His first major invention was the 'digesteur' (more commonly known today as the pressure cooker) which cooked meat and bones at higher temperatures, in an enclosed vessel under steam pressure. Of great significance was the incorporation of a 'safety valve' to regulate the pressure and thus temperature at which the cooker operated. For this, he was made a member of the Royal Society in 1679.
Later, at the turn of the 18th century, he demonstrated a working steam cylinder and piston to the members of the Royal Society. He boiled a small quantity of water in the cylinder under the piston, so that the steam caused the piston to rise. A weight then attached to the piston (via a cord run over a pulley) could be lifted by the pulling effect of the vacuum under the piston when the steam was allowed to condense. In effect, the world's first functional 'heat engine'.
In reality, for Papin, it was only a laboratory experiment, but shortly afterwards the principle that Papin had demonstrated formed the basic design of Newcomen's Cornish Pumping Engines. Sadly, Papin received little or no credit for his invention at the time, and all trace of him was lost in 1712. He was believed to have died in poverty.

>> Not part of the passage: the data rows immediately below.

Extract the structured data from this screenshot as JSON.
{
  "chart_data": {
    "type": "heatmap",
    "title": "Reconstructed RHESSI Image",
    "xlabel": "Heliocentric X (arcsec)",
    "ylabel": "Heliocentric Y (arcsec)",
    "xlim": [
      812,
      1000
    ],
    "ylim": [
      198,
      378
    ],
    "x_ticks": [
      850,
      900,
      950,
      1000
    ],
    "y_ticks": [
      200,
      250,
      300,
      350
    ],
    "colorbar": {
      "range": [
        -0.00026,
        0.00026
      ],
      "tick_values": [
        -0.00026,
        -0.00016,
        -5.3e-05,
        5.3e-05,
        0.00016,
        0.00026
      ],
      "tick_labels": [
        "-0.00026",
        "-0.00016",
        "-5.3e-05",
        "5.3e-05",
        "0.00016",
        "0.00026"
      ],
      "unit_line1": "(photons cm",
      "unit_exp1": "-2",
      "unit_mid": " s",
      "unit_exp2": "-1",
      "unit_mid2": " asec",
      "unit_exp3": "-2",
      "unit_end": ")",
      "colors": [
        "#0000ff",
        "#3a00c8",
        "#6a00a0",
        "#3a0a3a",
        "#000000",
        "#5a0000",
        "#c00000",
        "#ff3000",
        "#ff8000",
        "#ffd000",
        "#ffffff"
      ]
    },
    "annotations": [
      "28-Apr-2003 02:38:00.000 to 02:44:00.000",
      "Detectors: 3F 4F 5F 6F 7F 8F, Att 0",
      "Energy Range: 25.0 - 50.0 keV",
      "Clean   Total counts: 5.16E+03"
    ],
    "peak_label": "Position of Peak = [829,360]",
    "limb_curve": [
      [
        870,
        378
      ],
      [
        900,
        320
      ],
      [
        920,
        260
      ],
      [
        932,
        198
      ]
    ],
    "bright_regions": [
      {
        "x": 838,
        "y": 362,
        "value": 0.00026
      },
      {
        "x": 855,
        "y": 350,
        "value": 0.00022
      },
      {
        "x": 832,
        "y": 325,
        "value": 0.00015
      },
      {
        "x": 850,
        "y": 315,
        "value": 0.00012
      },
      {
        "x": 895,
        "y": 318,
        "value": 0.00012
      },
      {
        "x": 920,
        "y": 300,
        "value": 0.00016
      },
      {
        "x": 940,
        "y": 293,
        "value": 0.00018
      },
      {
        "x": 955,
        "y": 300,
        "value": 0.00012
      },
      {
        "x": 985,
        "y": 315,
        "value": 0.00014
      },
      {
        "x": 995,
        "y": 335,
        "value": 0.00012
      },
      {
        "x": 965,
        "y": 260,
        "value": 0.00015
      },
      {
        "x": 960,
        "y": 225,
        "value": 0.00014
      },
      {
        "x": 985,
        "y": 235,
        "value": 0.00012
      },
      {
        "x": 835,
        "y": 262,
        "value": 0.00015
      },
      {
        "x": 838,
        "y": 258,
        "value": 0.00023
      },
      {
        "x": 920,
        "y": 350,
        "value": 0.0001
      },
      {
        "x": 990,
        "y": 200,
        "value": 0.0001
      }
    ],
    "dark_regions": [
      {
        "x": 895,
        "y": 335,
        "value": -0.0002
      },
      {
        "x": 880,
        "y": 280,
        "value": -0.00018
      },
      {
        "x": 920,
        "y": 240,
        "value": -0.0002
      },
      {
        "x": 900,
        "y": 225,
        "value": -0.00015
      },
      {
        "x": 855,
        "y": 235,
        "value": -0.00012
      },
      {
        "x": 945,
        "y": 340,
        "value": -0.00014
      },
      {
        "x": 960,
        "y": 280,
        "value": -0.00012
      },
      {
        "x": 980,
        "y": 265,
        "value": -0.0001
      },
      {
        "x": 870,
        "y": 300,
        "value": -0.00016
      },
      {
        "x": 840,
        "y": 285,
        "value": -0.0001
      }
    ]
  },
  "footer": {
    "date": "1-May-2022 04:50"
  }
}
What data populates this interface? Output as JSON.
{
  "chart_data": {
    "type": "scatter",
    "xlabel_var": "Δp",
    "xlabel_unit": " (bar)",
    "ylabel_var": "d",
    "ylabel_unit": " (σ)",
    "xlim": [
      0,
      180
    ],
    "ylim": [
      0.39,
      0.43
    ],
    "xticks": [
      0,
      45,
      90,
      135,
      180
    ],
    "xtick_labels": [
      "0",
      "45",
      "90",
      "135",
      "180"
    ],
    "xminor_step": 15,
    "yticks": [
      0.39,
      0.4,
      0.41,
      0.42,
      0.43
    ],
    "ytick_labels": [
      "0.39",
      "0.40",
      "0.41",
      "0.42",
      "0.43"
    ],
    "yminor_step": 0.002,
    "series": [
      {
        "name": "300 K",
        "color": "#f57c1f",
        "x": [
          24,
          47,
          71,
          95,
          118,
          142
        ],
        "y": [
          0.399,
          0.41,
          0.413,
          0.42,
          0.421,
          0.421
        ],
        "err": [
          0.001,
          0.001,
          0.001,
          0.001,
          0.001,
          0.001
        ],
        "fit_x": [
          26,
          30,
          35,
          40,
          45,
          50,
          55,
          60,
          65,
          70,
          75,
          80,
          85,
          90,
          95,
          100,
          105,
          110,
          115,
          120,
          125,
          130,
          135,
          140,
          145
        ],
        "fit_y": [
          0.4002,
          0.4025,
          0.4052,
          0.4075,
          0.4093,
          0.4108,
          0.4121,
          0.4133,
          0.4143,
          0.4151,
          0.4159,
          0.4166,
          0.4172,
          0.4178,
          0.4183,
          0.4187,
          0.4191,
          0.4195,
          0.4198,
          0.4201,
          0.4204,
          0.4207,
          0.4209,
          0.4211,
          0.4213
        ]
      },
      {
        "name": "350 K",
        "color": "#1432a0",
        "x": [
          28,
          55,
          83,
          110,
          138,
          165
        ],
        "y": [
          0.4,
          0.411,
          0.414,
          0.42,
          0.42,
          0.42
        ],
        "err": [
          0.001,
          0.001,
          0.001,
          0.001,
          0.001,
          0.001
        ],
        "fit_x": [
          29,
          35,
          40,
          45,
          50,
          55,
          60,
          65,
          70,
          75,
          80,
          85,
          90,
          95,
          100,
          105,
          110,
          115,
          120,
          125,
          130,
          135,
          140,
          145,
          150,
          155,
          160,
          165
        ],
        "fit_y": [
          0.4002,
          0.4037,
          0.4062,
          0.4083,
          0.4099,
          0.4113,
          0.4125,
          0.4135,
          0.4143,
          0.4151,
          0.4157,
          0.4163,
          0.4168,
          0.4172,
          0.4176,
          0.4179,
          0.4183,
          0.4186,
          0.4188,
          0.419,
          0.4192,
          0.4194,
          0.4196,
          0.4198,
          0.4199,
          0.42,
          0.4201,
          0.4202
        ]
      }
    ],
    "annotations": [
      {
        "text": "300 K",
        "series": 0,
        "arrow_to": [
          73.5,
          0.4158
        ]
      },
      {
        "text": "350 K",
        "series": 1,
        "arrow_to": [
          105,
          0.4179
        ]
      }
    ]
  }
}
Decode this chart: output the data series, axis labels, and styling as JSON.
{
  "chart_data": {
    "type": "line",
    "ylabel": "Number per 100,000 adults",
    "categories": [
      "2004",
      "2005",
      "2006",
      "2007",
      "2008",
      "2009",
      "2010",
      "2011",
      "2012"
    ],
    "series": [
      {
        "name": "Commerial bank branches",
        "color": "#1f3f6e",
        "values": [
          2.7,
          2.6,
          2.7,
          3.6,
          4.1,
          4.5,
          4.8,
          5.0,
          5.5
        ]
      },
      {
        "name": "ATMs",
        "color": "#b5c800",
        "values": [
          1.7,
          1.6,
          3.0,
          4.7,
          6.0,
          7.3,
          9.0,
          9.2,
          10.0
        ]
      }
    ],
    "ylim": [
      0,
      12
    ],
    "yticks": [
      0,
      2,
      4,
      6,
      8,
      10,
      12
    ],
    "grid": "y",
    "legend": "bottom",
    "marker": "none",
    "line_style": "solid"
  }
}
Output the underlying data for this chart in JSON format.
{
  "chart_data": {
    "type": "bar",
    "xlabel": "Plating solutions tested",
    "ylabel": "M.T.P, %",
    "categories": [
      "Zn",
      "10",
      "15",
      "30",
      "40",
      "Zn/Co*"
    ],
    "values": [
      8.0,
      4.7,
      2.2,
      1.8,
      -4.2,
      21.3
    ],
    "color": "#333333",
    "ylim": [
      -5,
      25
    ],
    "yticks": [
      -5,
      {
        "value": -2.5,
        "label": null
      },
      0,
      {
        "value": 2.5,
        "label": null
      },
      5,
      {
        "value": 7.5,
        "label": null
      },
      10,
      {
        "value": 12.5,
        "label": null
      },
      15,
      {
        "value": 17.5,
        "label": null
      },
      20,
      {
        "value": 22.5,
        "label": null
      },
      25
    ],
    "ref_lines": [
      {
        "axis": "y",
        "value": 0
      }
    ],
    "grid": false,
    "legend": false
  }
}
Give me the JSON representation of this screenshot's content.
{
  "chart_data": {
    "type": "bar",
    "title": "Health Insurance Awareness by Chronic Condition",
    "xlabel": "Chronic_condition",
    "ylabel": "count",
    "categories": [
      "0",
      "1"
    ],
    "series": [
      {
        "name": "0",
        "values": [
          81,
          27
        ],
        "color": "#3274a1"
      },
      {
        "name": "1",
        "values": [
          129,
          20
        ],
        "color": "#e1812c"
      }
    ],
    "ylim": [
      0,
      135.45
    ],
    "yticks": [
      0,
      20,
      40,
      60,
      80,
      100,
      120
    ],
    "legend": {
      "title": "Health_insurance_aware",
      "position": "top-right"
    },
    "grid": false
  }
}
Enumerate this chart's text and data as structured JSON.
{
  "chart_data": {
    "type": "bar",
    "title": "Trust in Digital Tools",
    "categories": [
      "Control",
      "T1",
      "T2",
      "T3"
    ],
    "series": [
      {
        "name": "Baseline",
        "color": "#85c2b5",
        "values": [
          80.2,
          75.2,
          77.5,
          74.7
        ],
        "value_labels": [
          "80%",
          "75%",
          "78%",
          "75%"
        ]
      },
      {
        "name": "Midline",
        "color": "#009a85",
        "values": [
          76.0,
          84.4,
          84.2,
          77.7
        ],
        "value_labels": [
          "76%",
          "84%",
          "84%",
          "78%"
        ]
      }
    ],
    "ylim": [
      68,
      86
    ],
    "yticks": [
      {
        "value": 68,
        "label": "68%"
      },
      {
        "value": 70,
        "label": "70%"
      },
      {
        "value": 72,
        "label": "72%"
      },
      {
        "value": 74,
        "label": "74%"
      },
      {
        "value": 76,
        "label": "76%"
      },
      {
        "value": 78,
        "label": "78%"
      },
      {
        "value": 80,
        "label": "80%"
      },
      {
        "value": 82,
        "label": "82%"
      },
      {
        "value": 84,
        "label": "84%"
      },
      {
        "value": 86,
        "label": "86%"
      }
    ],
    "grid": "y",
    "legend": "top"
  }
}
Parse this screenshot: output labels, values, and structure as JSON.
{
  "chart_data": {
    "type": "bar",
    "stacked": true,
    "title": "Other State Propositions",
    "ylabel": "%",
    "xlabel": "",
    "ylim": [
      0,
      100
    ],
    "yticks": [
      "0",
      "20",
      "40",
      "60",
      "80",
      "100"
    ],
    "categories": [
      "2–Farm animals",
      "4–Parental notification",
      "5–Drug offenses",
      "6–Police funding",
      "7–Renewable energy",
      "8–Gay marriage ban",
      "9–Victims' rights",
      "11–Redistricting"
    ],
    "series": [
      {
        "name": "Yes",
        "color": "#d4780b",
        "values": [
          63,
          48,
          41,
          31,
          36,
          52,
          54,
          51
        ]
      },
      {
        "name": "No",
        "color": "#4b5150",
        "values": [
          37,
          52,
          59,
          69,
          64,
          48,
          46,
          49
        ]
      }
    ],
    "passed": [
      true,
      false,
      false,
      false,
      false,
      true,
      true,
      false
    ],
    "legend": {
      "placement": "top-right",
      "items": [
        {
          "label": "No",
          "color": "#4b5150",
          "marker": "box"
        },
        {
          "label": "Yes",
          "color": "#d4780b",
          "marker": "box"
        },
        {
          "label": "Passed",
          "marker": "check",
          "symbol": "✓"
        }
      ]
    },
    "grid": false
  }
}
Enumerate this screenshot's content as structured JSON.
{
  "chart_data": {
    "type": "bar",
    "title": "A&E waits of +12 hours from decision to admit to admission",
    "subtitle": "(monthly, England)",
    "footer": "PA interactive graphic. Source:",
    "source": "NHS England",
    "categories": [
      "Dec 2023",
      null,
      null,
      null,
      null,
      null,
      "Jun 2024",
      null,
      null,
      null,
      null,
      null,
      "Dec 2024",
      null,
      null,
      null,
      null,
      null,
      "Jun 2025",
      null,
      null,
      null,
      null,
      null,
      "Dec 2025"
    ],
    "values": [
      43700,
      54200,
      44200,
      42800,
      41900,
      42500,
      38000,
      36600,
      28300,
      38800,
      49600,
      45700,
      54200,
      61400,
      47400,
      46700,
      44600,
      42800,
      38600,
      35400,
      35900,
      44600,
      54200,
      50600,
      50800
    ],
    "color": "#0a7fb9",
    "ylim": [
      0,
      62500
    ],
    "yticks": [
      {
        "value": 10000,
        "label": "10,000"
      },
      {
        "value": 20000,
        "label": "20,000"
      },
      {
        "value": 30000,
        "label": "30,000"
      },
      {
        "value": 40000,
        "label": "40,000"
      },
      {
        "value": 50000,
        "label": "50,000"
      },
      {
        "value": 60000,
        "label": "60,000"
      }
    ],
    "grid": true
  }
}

In 2016, however, a record came to light in the London Metropolitan Archives which showed that a 'Denys Papin' had been buried in the Lower Ground cemetery of St Bride's Church in Fleet Street on the 26th of August 1713.
Whilst there are memorials to Papin in France, notably in Chitenay, where he was born, and Blois, where he grew up, there are currently none in England, so we are now raising funds to erect a memorial plaque in St Bride's Church to commemorate the passing of Papin who, by his inventions, inspired the creation of the steam engine which in turn led us to the Industrial Revolution.